Human Primary Cell-Based In Vitro Blood-Brain Barrier to Study Toxoplasma Gondii Brain Invasion and Drug Screening

Abstract

Background: Toxoplasmosis is one of the most widespread parasitic infections that affects approximately one-third of the human population and nearly 80% of the Lebanese population. It is caused by Toxoplasma gondii (T. gondii), an obligate intracellular protozoan parasite capable of crossing the blood-brain barrier (BBB) and forming cysts within the brain, leading to chronic toxoplasmosis (CT). CT can be associated with various neuropsychiatric behavioral disorders, primary neuropathies, brain tumors, and its reactivation is a life-threatening condition in immunocompromised patients. Despite advances in pharmacology, effective treatments for CT remain a significant challenge, primarily due to the selective permeability nature of the BBB, which restricts the delivery of most drugs into the central nervous system. Therefore, to address this issue, a physiologically relevant in vitro BBB model is essential to study the barrier selectivity and functionality, and to elucidate the mechanisms of T. gondii brain invasion, ultimately supporting the development of effective therapeutic strategies.

Aim: Our study seeks to develop a biomimetic in vitro BBB model using primary human aortic endothelial cells (HAECs) and Normal human astrocytes (NHAs), which are the key components of the neurovascular unit that forms the BBB. To enhance structural and functional integrity, the model incorporates porcine brain-derived extracellular matrix (ECM). This model will enable us to investigate T. gondii brain invasion and will facilitate the screening for potential therapeutic drugs.

Methods: The endothelial barrier was established under three different conditions: uncoated, Matrigel-coated, and Matrigel combined with porcine-derived brain ECM. Functional and molecular assays were conducted to evaluate barrier integrity, including trans-endothelial electric resistance (TEER) and permeability assays using fluorescent tracers such as Sodium fluorescein and Evans’ Blue. Additionally, gene and protein expression analysis of tight junction markers such as ZO-1, Cx43, and CLDN-5 was performed using quantitative qRT-PCR, western blot, and immunofluorescence (IF). The pathway of tachyzoite dissemination through the endothelial barrier was visualized by live-imaging assay and further confirmed by transmigration assay of infected versus control THP-1 cells.

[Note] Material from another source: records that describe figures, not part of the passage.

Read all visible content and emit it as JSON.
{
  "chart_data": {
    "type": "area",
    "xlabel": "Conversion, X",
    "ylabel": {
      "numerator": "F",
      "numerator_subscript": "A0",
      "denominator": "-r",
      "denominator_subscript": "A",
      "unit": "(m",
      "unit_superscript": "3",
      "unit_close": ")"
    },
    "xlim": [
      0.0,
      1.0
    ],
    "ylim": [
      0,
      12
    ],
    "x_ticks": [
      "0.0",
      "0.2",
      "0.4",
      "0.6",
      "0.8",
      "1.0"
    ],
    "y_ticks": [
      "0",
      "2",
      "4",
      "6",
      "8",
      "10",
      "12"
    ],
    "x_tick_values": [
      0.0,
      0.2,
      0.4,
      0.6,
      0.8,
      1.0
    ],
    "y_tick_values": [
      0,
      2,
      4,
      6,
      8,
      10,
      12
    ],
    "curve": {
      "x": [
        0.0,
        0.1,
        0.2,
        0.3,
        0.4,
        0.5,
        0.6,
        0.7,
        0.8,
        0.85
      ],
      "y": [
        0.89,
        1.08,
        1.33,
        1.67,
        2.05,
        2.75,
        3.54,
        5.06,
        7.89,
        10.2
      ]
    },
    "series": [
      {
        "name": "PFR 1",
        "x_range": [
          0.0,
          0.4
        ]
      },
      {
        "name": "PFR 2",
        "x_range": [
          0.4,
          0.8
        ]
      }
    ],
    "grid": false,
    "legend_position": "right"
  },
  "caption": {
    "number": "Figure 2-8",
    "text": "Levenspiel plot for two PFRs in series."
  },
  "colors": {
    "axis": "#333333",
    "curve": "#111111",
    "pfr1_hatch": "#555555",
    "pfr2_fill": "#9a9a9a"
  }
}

Results: Culturing of endothelial cells on brain ECM enhanced the expression of brain-specific tight junction proteins, including ZO-1 and CLDN-5. This upregulation improved barrier integrity, as evidenced by the significant increase in TEER values, in The brain ECM-based model was compared to both control and Matrigel conditions. Additionally, this model exhibited reduced permeability of some molecular tracers, underscoring the critical role of brain ECM in enhancing the functional properties of the barrier. For T. gondii results, the imaging revealed that tachyzoites utilize both the transcellular and "Trojan horse" mechanisms for crossing the barrier, with a marked predominance of the latter.

Conclusion: Developing an in vitro blood-brain barrier BBB model represents a vital step toward understanding the neuropathology of infections caused by T. gondii. Such models provide valuable insight into the parasite mechanisms of brain invasion and offer a promising platform for therapeutic development, while minimizing the use of in vivo models.